PCI Compliance - Eliminate WEP by June 30 2010

The Payment Card Industry Data Security Standard(PCI DSS) requires companies to eliminate all use of Wired Equivalent Privacy (WEP) on their networks. WEP is an outdated standard and its problem is that it uses insecure cryptography. This allows hackers using AirCrack to penetrate WEP networks in a matter of seconds. The release of PCI DSS 1.2 in late 2008 from the PCI Security Standards Council set forth three new requirements for organizations using wireless networks:

1) Use strong encryption and authentication for all wireless networks.
2) Do not deploy any new WEP networks.
3) Decommission any existing WEP networks by June 30, 2010.

If you have not started you better get moving! You will need to deploy the more secure Wi-Fi Protected Access (WPA) encryption standard.

The WPA standard has been available for more than five or six years. If you have older WEP equipment that does not support WPA - then it will soon be near its life's end. So you must consider replacing it to deploy WPA.

To upgrade your network you will need to upgrade all wireless access points used on your companies campus. You will also need to upgrade your wireless adapters in client systems. If you have Wi-Fi-reliant client devices these will work in the new environment. You can also provide USB wireless adapters for laptop users as required.
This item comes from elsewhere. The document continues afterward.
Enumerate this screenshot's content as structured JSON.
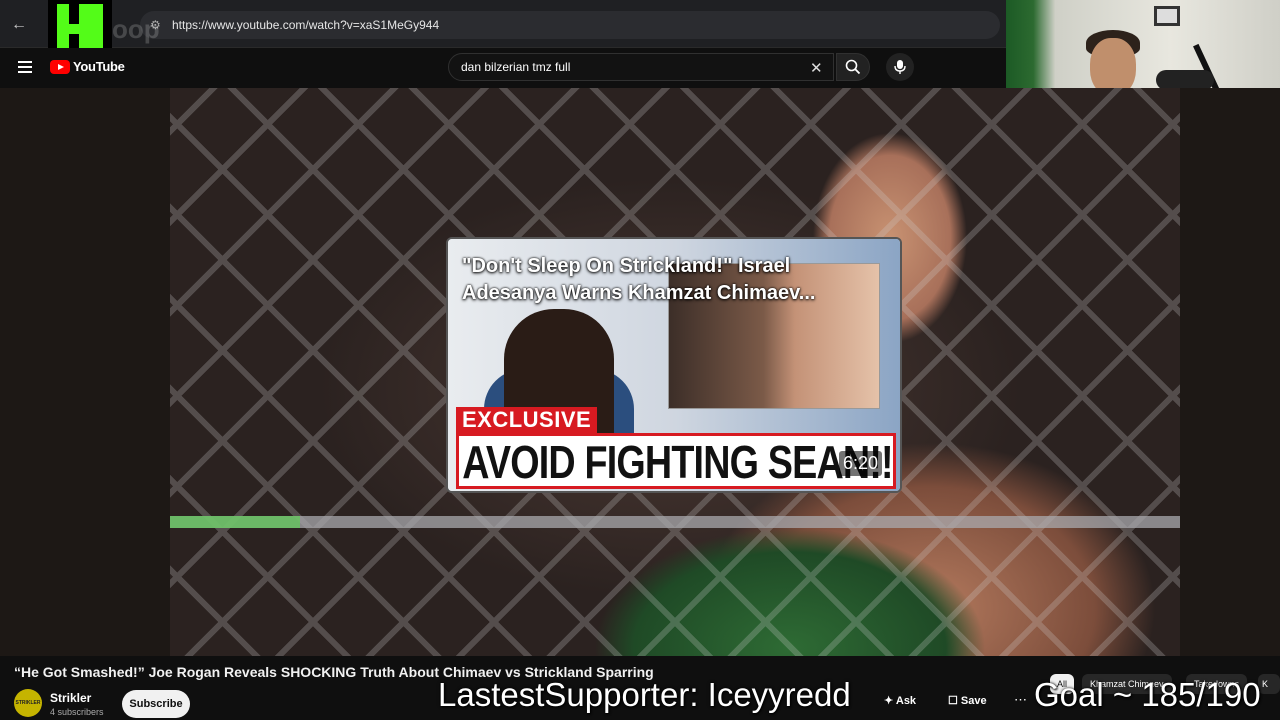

One situation I ran into recently, when on a PCI consulting job, was the use of both WEP-encrypted and unencrypted networks running within the buildings. Employees brought their own wireless routers and plugged them into the corporate network. Of course they were caught but this is an issue that needs to be addressed. These are referred to as "Rogue" wireless networks and can be an issue with PCI DSS requirement.

The PCI DSS requirement 11.1 states:
"Test for the presence of wireless access points by using a wireless analyzer at least quarterly or deploying a wireless IDS/IPS to identify all wireless devices in use".

So don't let this one slip by your IT teams! Add it to the procedures and policies of your company so it is not overlooked! Good Luck!